– Разрешите, товарищ Сталин, – отвечает Голованов. Киваю разрешающе. – Летчик Пусэп, находящийся сейчас в Англии, является командиром корабля. Он полярный летчик, привыкший по многу часов летать на Севере без посадки. Да и во время войны ему приходилось подолгу быть в воздухе, поэтому он один доведет самолет домой. Здесь мы пополним экипаж, и можно будет отправляться в путь.
– Вот как! – я искренне удивлен. Одно дело – лететь семь часов на самолете с автопилотом и другое дело – пилотировать такое же время тяжелый самолет, непрерывно прикладывая отнюдь не малые усилия для демпфирования колебаний по курсу и высоте. – А вы уверены в этом?
– Да, уверен, товарищ Сталин.
– Ну что же, действуйте.
Отпускаю Голованова, и мы остаемся втроем.
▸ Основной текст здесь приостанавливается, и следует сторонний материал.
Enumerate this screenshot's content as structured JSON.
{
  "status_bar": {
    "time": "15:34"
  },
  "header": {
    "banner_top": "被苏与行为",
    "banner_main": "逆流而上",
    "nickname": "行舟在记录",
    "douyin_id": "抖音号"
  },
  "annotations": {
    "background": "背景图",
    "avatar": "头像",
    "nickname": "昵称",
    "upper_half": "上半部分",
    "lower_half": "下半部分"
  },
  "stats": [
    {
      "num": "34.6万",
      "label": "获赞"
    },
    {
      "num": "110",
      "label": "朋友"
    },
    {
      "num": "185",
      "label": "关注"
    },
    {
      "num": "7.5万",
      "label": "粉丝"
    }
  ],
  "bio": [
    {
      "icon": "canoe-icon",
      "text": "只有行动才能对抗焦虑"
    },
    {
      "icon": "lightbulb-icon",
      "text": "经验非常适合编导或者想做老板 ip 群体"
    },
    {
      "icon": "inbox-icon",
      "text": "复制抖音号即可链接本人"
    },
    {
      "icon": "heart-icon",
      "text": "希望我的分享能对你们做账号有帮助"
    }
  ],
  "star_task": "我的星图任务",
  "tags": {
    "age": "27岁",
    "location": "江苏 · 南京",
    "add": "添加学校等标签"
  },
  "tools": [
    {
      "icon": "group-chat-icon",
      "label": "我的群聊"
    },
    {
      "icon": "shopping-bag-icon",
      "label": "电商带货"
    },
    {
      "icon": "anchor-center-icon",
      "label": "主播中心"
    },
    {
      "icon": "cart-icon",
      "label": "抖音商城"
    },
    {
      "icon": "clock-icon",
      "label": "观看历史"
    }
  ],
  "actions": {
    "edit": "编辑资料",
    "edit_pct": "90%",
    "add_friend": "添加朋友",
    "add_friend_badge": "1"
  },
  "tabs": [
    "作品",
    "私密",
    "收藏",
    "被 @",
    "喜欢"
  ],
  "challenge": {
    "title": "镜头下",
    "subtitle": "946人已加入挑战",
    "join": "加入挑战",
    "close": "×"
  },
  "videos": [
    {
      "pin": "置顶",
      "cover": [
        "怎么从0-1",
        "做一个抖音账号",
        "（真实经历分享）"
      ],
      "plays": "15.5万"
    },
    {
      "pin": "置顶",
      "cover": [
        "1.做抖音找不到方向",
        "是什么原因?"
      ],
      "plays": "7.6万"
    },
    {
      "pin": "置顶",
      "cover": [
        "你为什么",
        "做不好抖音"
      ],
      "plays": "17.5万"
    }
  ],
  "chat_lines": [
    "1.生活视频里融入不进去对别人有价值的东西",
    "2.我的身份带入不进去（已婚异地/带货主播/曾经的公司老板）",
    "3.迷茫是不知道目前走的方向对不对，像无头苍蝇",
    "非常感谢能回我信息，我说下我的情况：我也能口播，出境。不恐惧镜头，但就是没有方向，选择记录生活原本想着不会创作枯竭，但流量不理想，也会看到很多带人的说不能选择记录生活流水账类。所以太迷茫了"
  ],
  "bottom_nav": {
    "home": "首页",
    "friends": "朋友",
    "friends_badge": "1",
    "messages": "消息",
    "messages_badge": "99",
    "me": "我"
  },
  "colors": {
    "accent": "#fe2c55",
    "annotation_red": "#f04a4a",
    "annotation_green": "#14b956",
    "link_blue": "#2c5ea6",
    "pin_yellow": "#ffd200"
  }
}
Обсуждаем, кто же все-таки отправится в Америку. Молотов и Берия в два голоса убеждают меня, что я не могу лететь ни в коем случае. А я в душе и не очень сопротивляюсь. Конечно, хотелось бы наладить прямой контакт с Рузвельтом, возможно, даже уговорить его на попытку более раннего открытия Второго фронта. Но уверенности в этом нет, на Тихом океане американцам приходится очень несладко. Так что пусть летит Молотов. Наконец останавливаемся на этом решении. Молотов тоже уходит. А вот Лаврентия я прошу остаться. И мы обсуждаем возможности установить, кто и чьи команды выполнял в этом случае. Я хорошо помню про «кембриджскую пятерку». Но раз они нас не предупредили, значит, это дело прошло мимо них. Настраиваю главу НКВД, что необходимо не только найти виновных в гибели наших людей, выполнявших важную миссию, но и покарать их при первом же удобном случае. Надо постепенно вбивать в головы всех остальных деятелей мира, что нас лучше не трогать. Пусть не сразу, пусть после войны, но вбить каждому. Пусть боятся трогать любого нашего гражданина…
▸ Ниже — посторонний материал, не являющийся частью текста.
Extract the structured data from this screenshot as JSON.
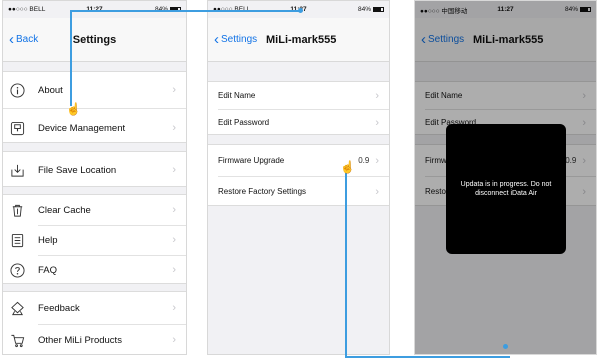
{
  "screen1": {
    "status": {
      "carrier": "●●○○○ BELL",
      "time": "11:27",
      "battery": "84%"
    },
    "back_label": "Back",
    "title": "Settings",
    "items": [
      {
        "label": "About",
        "icon": "info-icon"
      },
      {
        "label": "Device Management",
        "icon": "device-icon"
      },
      {
        "label": "File Save Location",
        "icon": "download-icon"
      },
      {
        "label": "Clear Cache",
        "icon": "trash-icon"
      },
      {
        "label": "Help",
        "icon": "document-icon"
      },
      {
        "label": "FAQ",
        "icon": "question-icon"
      },
      {
        "label": "Feedback",
        "icon": "feedback-icon"
      },
      {
        "label": "Other MiLi Products",
        "icon": "cart-icon"
      }
    ]
  },
  "screen2": {
    "status": {
      "carrier": "●●○○○ BELL",
      "time": "11:27",
      "battery": "84%"
    },
    "back_label": "Settings",
    "title": "MiLi-mark555",
    "items": [
      {
        "label": "Edit Name"
      },
      {
        "label": "Edit Password"
      },
      {
        "label": "Firmware Upgrade",
        "value": "0.9"
      },
      {
        "label": "Restore Factory Settings"
      }
    ]
  },
  "screen3": {
    "status": {
      "carrier": "●●○○○ 中国移动",
      "time": "11:27",
      "battery": "84%"
    },
    "back_label": "Settings",
    "title": "MiLi-mark555",
    "items": [
      {
        "label": "Edit Name"
      },
      {
        "label": "Edit Password"
      },
      {
        "label": "Firmware",
        "value": "0.9"
      },
      {
        "label": "Resto"
      }
    ],
    "modal_text": "Updata is in progress. Do not disconnect iData Air"
  },
  "colors": {
    "accent": "#1273e6",
    "callout": "#3d9de0"
  }
}
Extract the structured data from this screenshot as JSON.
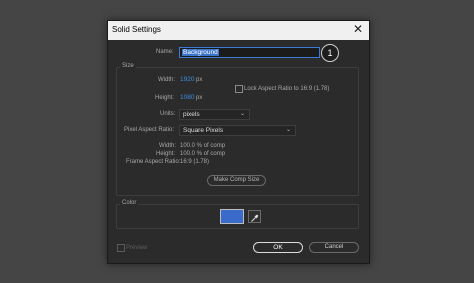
{
  "dialog": {
    "title": "Solid Settings",
    "close_glyph": "✕",
    "name_label": "Name:",
    "name_value": "Background",
    "step_badge": "1"
  },
  "size": {
    "section_label": "Size",
    "width_label": "Width:",
    "width_value": "1920",
    "width_unit": "px",
    "height_label": "Height:",
    "height_value": "1080",
    "height_unit": "px",
    "lock_label": "Lock Aspect Ratio to 16:9 (1.78)",
    "lock_checked": false,
    "units_label": "Units:",
    "units_value": "pixels",
    "par_label": "Pixel Aspect Ratio:",
    "par_value": "Square Pixels",
    "info_width_label": "Width:",
    "info_width_value": "100.0 % of comp",
    "info_height_label": "Height:",
    "info_height_value": "100.0 % of comp",
    "info_far_label": "Frame Aspect Ratio:",
    "info_far_value": "16:9 (1.78)",
    "make_comp_size_label": "Make Comp Size"
  },
  "color": {
    "section_label": "Color",
    "swatch_color": "#3a6bcb"
  },
  "footer": {
    "preview_label": "Preview",
    "preview_checked": false,
    "ok_label": "OK",
    "cancel_label": "Cancel"
  },
  "theme": {
    "accent": "#3b8fe4",
    "dialog_bg": "#2b2b2b",
    "backdrop": "#454545"
  }
}
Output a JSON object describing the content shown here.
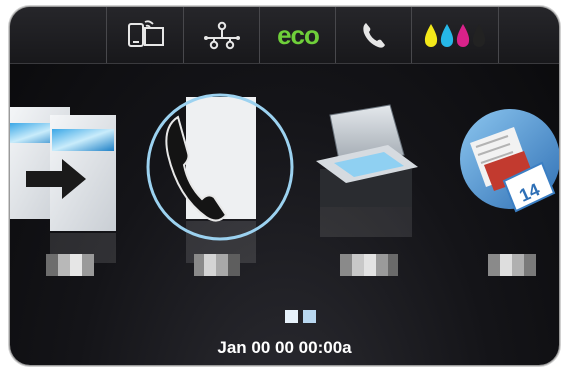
{
  "status_bar": {
    "items": [
      {
        "name": "wireless-direct-icon"
      },
      {
        "name": "network-icon"
      },
      {
        "name": "eco",
        "label": "eco"
      },
      {
        "name": "fax-status-icon"
      },
      {
        "name": "ink-levels-icon"
      }
    ],
    "ink_colors": [
      "#f3e81a",
      "#26b8e8",
      "#d9228a",
      "#222222"
    ]
  },
  "apps": [
    {
      "id": "copy",
      "icon": "copy-icon"
    },
    {
      "id": "fax",
      "icon": "fax-icon",
      "selected": true
    },
    {
      "id": "scan",
      "icon": "scan-icon"
    },
    {
      "id": "calendar",
      "icon": "calendar-icon",
      "badge": "14"
    }
  ],
  "pager": {
    "pages": 2,
    "current": 1
  },
  "footer": {
    "datetime": "Jan 00 00 00:00a"
  },
  "colors": {
    "accent_ring": "#9cd2f0",
    "eco_green": "#6fcf3a",
    "panel_bg": "#141418"
  }
}
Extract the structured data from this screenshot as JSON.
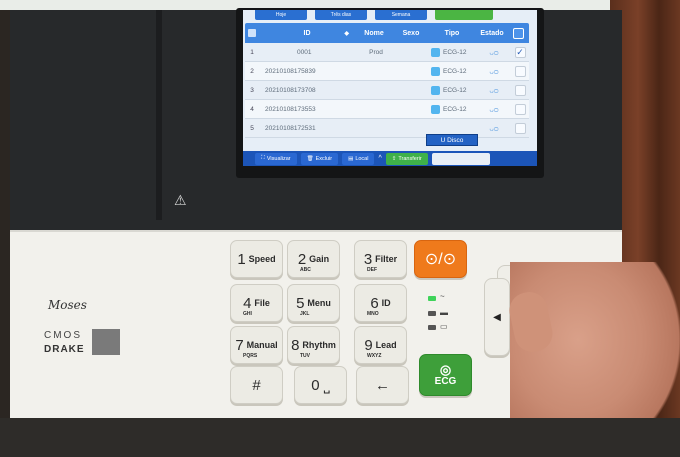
{
  "screen": {
    "top_tabs": [
      "Hoje",
      "Três dias",
      "Semana",
      ""
    ],
    "columns": {
      "id": "ID",
      "nome": "Nome",
      "sexo": "Sexo",
      "tipo": "Tipo",
      "estado": "Estado"
    },
    "rows": [
      {
        "num": "1",
        "id": "0001",
        "nome": "Prod",
        "sexo": "",
        "tipo": "ECG-12",
        "estado": "ᴗᴑ",
        "checked": "✓"
      },
      {
        "num": "2",
        "id": "20210108175839",
        "nome": "",
        "sexo": "",
        "tipo": "ECG-12",
        "estado": "ᴗᴑ",
        "checked": ""
      },
      {
        "num": "3",
        "id": "20210108173708",
        "nome": "",
        "sexo": "",
        "tipo": "ECG-12",
        "estado": "ᴗᴑ",
        "checked": ""
      },
      {
        "num": "4",
        "id": "20210108173553",
        "nome": "",
        "sexo": "",
        "tipo": "ECG-12",
        "estado": "ᴗᴑ",
        "checked": ""
      },
      {
        "num": "5",
        "id": "20210108172531",
        "nome": "",
        "sexo": "",
        "tipo": "",
        "estado": "ᴗᴑ",
        "checked": ""
      }
    ],
    "popup_label": "U Disco",
    "bottom_bar": {
      "visualizar": "Visualizar",
      "excluir": "Excluir",
      "local": "Local",
      "transferir": "Transferir"
    }
  },
  "brand": {
    "moses": "Moses",
    "cmos": "CMOS",
    "drake": "DRAKE"
  },
  "keypad": {
    "k1": {
      "num": "1",
      "label": "Speed",
      "sub": ""
    },
    "k2": {
      "num": "2",
      "label": "Gain",
      "sub": "ABC"
    },
    "k3": {
      "num": "3",
      "label": "Filter",
      "sub": "DEF"
    },
    "k4": {
      "num": "4",
      "label": "File",
      "sub": "GHI"
    },
    "k5": {
      "num": "5",
      "label": "Menu",
      "sub": "JKL"
    },
    "k6": {
      "num": "6",
      "label": "ID",
      "sub": "MNO"
    },
    "k7": {
      "num": "7",
      "label": "Manual",
      "sub": "PQRS"
    },
    "k8": {
      "num": "8",
      "label": "Rhythm",
      "sub": "TUV"
    },
    "k9": {
      "num": "9",
      "label": "Lead",
      "sub": "WXYZ"
    },
    "hash": "#",
    "zero": "0 ⎵",
    "back": "←",
    "power": "⊙/⊙",
    "ecg": "ECG"
  },
  "colors": {
    "accent_blue": "#3f86e0",
    "power_orange": "#ef7a1c",
    "ecg_green": "#3e9f3a"
  }
}
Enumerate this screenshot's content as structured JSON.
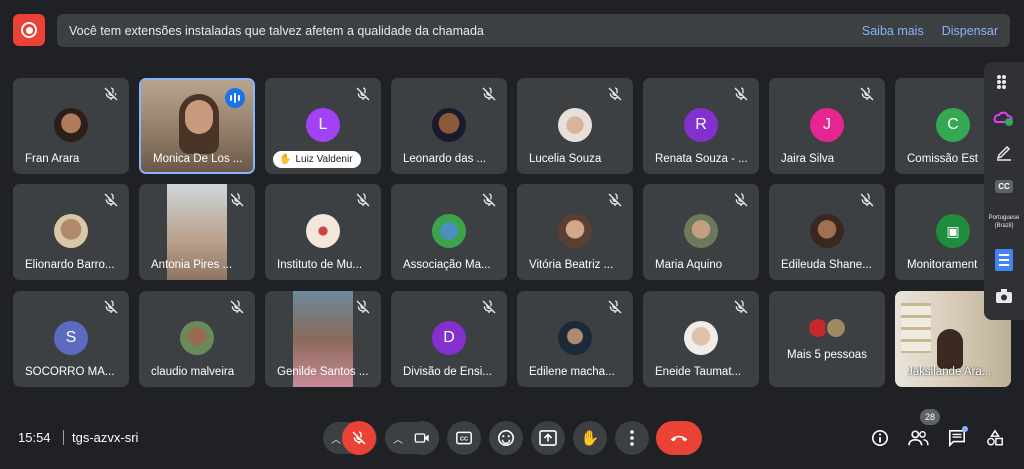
{
  "banner": {
    "message": "Você tem extensões instaladas que talvez afetem a qualidade da chamada",
    "learn_more": "Saiba mais",
    "dismiss": "Dispensar"
  },
  "tiles": [
    {
      "name": "Fran Arara",
      "avatar_letter": "",
      "avatar_color": ""
    },
    {
      "name": "Monica De Los ..."
    },
    {
      "name": "Luiz Valdenir"
    },
    {
      "name": "Leonardo das ..."
    },
    {
      "name": "Lucelia Souza"
    },
    {
      "name": "Renata Souza - ...",
      "avatar_letter": "R",
      "avatar_color": "#8430ce"
    },
    {
      "name": "Jaira Silva",
      "avatar_letter": "J",
      "avatar_color": "#e52592"
    },
    {
      "name": "Comissão Esta",
      "avatar_letter": "C",
      "avatar_color": "#34a853"
    },
    {
      "name": "Elionardo Barro..."
    },
    {
      "name": "Antonia Pires ..."
    },
    {
      "name": "Instituto de Mu..."
    },
    {
      "name": "Associação Ma..."
    },
    {
      "name": "Vitória Beatriz ..."
    },
    {
      "name": "Maria Aquino"
    },
    {
      "name": "Edileuda Shane..."
    },
    {
      "name": "Monitorament"
    },
    {
      "name": "SOCORRO MA...",
      "avatar_letter": "S",
      "avatar_color": "#5c6bc0"
    },
    {
      "name": "claudio malveira"
    },
    {
      "name": "Genilde Santos ..."
    },
    {
      "name": "Divisão de Ensi...",
      "avatar_letter": "D",
      "avatar_color": "#8430ce"
    },
    {
      "name": "Edilene macha..."
    },
    {
      "name": "Eneide Taumat..."
    },
    {
      "name": "Mais 5 pessoas"
    },
    {
      "name": "Jaksilande Ara..."
    }
  ],
  "luiz_letter": "L",
  "side_panel": {
    "language": "Portuguese (Brazil)",
    "cc": "CC"
  },
  "bottom_bar": {
    "time": "15:54",
    "meeting_code": "tgs-azvx-sri",
    "participants_count": "28"
  }
}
«Велико было удивление англичан, когда тяжелый четырехмоторный бомбардировщик с одним летчиком поднялся в воздух, лег курсом на восток и через несколько часов благополучно приземлился на своем аэродроме.
Вскоре после возвращения самолета я был у Сталина. Он спросил, можно ли лететь к Рузвельту, и, получив утвердительный ответ, дал указание готовить самолет для полета в Вашингтон. Взглянув внимательно на меня, сказал, что в Америку полетит Вячеслав Михайлович Молотов.
– Этого никто не должен знать, – продолжал Сталин. – Чем быстрее будет организован полет, тем лучше. Ответственность за этот полет лежит лично на вас.
Две недели спустя после этого разговора советский тяжелый бомбардировщик поднялся с одного из подмосковных аэродромов и лег курсом на запад, к английским берегам».